Kaspersky Lab: Turbulent quarter as hacktivism increases
August 2011 by Kaspersky Lab
After analysing vast numbers of IT threats during the second quarter of 2011, Kaspersky Lab announces the key trends in its latest quarterly malware report.
Navigating the web remains the riskiest activity on the Internet, with malicious URLs that serve exploit kits, bots, ransomware Trojans, etc. being the most frequently detected objects online (65.44 per cent).
87 per cent of the websites used to spread malicious programs were concentrated in just 10 countries. The first two locations were the US and Russia. The Netherlands led the way in reducing the number of malicious hosting sites: compared to the previous quarter, its share has fallen by 4.3 per cent to 7.57 per cent. This is down primarily to the efforts of the Dutch police and includes the neutralising of botnets such as Bredolab and Rustock.
Kaspersky Lab experts have divided countries into groups according to their local infection levels:
High-risk countries (41-60 per cent unique users subject to web attacks)
This group includes: Oman, Russia, Iraq, Azerbaijan, Armenia, Sudan, Saudi Arabia and Belarus. Newcomers to this group in Q2 were Sudan and Saudi Arabia, while Kazakhstan dropped down a level.
Average risk group (21-41 per cent)
This group is made up of 94 countries, including: the US, China, the UK, Brazil, Peru, Spain, Italy, France, Sweden and the Netherlands. It is particularly noteworthy that the US, at 40.2 per cent, is very close to joining the high-risk group of countries due to the increase in the number of FakeAV detections.
Safe-surfing countries (11.4-21 per cent)
This group is comprised of 28 countries and included Switzerland, Poland, Singapore and Germany. In the second quarter of 2011, five countries left this group, including Finland, which entered a higher risk group with 22.1 per cent
India was among the top 10 countries in which users’ computers ran the highest risk of local infection. Every second computer in the country was at risk of local infection at least once in the past three months.
“Over the last few years, India has been growing steadily more attractive to cybercriminals as the number of computers in the country increases steadily.
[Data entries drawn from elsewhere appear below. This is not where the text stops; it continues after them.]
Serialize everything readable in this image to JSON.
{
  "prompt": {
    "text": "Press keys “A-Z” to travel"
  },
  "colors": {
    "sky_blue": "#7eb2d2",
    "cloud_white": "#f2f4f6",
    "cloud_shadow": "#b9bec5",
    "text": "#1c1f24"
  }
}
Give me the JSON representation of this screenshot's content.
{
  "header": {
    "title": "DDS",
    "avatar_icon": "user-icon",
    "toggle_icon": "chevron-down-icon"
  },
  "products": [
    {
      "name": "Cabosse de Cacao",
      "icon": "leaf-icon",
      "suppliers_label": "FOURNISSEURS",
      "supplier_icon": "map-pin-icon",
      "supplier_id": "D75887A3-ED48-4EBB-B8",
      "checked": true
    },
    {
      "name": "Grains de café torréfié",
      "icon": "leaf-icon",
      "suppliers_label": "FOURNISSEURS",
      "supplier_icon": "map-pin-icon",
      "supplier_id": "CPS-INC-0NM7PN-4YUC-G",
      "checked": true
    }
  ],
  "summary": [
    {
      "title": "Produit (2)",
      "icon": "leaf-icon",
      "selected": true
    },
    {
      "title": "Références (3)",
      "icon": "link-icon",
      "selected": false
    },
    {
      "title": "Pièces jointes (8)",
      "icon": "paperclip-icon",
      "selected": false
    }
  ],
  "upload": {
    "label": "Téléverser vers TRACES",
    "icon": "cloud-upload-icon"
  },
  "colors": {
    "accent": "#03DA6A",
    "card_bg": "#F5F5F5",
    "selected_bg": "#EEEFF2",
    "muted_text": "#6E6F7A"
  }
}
Other factors that attract the cybercriminals include a low overall level of computer literacy and the prevalence of pirated software that is never updated,” explains Yury Namestnikov, Senior Virus Analyst at Kaspersky Lab. “Botnet controllers see India as a place with millions of unprotected and un-patched computers which can remain active on zombie networks for extended periods of time.”
The five safest countries in terms of the level of local infections are: Japan, Germany, Denmark, Luxembourg and Switzerland.
For the very first time in its history, the top 10 rating of vulnerabilities includes products from just two companies: Adobe and Oracle (Java), with seven of those 10 vulnerabilities being found in Adobe Flash Player alone. Microsoft products have disappeared from this ranking due to improvements in the automatic Windows update mechanism and the growing proportion of users who have Windows 7 installed on their PCs.
The second quarter of 2011 was eventful in terms of the hacking of major companies including Sony, Honda, Fox News, Epsilon and Citibank. The evidence surrounding the hacking of Sony’s services indicates that the main objective of the hackers was not for monetary gains, but rather it was part of a wave of “hacktivism” that is continuing to gain momentum. In the first quarter of this year a new group called LulzSec emerged, which over the course of 50 days, succeeded in hacking a number of systems and publishing the personal information of tens of thousands of users.
During the second quarter of 2011, the number of fake antivirus programs detected globally by Kaspersky Lab began to increase: the number of users whose computers blocked attempts to install counterfeit software increased 300 per cent in just three months.
According to Kaspersky Lab’s experts, the number of mobile threats targeting different mobile platforms continues to increase exponentially: detected threats running on J2ME doubled during Q2 2011, while the number of detections of malicious programs targeting Android nearly tripled. Once again malicious programs were detected in the official Android store Android Market.